FINRA fines Securities America firm $1M, orders $2M in restitution

The Financial Industry Regulatory Authority (FINRA) fined Securities America firm $1 million and ordered the company to pay $2 million in restitution to its customers.

© Shutterstock

The fine and order came after FINRA found that the company failed to reasonably supervise Class A mutual fund recommendations. This resulted in customers paying unnecessary fees through recommendations that were potentially unsuitable or not in customers’ best interest. 

“Firms have a fundamental obligation to supervise their representatives’ recommendations and ensure they serve their customers’ best interests,” Bill St. Louis, executive vice president and head of enforcement at FINRA, said. “When firms fail to supervise mutual fund recommendations, investors pay the price through unnecessary fees and charges. This $2 million in restitution will make affected customers whole, but prevention should always be the priority.”

Between January 2018 and June 2024, when it became part of Osaic Wealth, Securities America effected the purchase of approximately $3.8 billion in Class A mutual fund shares. However, FINRA said the firm failed to implement a system, including written policies and procedures, reasonably designed to supervise recommendations of Class A shares for compliance with FINRA Rule 2111 (Suitability) and Regulation Best Interest’s Care Obligation. The latter requires broker dealers to exercise reasonable diligence, care and skill when making recommendations to retail customers. 

More specifically, Securities America’s supervisory system was not reasonably designed to detect switches and short-term sales. Even when the firm identified such trades, FINBRA said the firm failed to reasonably review them to ensure that representatives had reasonably considered fees and commissions. 

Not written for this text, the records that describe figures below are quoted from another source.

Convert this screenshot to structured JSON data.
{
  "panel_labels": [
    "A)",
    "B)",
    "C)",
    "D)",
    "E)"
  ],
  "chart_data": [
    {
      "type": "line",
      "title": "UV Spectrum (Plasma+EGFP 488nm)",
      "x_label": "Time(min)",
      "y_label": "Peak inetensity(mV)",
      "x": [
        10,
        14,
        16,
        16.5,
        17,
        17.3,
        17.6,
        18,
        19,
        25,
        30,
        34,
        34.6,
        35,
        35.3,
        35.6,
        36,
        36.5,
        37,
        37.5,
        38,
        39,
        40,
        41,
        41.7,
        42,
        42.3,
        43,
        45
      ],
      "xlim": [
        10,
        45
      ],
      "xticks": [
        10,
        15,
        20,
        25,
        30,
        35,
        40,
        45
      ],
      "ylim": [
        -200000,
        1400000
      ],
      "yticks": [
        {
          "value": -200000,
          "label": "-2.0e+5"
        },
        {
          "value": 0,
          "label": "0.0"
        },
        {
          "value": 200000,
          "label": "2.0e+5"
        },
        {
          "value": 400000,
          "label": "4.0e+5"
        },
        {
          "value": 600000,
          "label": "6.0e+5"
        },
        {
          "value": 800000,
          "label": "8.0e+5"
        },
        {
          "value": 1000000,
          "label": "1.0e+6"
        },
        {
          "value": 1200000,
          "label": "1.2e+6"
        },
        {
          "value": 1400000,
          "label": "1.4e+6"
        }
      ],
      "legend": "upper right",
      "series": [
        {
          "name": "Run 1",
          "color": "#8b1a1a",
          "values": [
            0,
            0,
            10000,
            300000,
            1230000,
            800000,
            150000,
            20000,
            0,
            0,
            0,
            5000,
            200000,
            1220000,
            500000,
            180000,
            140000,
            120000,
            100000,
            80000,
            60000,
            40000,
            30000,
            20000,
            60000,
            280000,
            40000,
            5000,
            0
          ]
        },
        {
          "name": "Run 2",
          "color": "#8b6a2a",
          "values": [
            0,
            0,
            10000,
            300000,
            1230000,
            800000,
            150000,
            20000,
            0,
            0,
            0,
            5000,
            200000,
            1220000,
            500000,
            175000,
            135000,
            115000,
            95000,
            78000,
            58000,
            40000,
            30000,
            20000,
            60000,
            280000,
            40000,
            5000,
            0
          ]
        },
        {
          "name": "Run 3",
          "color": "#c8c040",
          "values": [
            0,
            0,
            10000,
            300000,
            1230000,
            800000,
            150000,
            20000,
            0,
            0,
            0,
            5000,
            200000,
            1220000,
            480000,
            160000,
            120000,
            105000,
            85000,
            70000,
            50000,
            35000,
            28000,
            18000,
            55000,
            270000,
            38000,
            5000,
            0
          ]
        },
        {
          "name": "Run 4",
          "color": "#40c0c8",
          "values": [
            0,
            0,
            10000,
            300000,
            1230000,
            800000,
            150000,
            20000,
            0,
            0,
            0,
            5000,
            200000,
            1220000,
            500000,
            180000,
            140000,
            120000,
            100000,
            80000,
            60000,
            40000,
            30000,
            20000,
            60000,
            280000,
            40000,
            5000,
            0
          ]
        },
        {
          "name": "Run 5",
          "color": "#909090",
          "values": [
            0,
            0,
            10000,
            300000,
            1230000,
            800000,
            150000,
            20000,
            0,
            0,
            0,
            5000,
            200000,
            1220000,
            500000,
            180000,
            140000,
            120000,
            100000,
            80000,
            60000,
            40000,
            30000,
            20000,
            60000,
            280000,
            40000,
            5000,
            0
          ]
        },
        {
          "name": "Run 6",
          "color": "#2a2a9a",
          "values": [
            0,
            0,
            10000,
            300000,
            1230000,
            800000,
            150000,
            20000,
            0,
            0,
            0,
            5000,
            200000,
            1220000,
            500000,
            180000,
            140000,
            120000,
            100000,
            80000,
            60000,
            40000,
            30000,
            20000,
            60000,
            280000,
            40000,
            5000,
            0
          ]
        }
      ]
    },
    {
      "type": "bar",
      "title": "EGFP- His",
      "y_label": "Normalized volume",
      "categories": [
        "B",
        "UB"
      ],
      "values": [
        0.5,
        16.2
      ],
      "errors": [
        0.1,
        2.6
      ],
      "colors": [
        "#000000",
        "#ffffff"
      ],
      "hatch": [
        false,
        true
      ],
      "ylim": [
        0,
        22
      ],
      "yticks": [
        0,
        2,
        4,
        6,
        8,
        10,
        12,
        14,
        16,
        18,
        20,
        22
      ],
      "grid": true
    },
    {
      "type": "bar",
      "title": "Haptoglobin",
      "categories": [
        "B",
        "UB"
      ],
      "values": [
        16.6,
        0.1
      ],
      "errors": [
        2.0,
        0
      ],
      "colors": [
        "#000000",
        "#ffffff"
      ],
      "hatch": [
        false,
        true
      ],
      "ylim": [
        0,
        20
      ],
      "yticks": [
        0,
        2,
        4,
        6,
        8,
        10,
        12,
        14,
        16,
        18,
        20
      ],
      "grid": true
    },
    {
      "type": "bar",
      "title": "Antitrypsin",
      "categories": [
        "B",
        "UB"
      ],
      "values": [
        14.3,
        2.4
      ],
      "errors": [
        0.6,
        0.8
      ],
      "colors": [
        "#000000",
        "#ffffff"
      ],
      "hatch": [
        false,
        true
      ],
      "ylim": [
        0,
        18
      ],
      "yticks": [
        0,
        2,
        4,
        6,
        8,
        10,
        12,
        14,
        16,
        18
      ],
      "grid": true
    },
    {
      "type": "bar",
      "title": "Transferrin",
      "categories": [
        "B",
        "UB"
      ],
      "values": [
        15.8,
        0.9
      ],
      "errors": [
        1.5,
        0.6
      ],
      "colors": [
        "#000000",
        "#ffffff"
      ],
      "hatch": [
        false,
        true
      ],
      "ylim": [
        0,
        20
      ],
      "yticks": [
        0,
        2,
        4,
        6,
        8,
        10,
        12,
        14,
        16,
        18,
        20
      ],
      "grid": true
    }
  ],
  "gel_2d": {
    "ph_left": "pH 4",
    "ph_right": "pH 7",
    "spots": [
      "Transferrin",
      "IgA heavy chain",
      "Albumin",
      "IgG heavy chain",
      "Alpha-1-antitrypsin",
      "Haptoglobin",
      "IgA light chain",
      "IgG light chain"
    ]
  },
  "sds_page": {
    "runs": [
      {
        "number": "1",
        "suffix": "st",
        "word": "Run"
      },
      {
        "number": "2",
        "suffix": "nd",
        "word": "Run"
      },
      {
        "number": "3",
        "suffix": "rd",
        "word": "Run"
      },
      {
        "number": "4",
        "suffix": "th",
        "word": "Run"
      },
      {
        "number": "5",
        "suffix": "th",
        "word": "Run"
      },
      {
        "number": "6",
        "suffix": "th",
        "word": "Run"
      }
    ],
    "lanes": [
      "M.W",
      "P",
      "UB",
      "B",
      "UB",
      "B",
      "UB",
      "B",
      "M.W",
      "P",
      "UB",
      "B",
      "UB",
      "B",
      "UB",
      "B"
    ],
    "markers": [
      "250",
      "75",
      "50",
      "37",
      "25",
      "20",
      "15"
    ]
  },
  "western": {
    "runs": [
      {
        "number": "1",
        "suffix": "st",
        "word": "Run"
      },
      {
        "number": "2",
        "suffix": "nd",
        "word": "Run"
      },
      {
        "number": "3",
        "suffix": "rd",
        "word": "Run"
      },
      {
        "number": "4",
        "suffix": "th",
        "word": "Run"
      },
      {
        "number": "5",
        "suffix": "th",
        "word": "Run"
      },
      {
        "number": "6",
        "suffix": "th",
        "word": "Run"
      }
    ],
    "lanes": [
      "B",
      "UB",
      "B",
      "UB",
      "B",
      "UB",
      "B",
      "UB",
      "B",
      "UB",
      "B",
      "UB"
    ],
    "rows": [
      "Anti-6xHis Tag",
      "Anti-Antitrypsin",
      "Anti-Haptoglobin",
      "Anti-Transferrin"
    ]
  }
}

As a result, the firm failed to reasonably supervise recommendations of more than 1,000 Class A mutual fund switches and some 2,000 short-term sales that were potentially unsuitable or not in the customer’s best interest. In total, these trades caused customers to pay $2,019,040 in commissions and fees, which will now be returned to them as a result of this action. This matter originated from a FINRA cycle examination.

Securities America consented to the entry of FINRA’s findings, without admitting or denying the charges.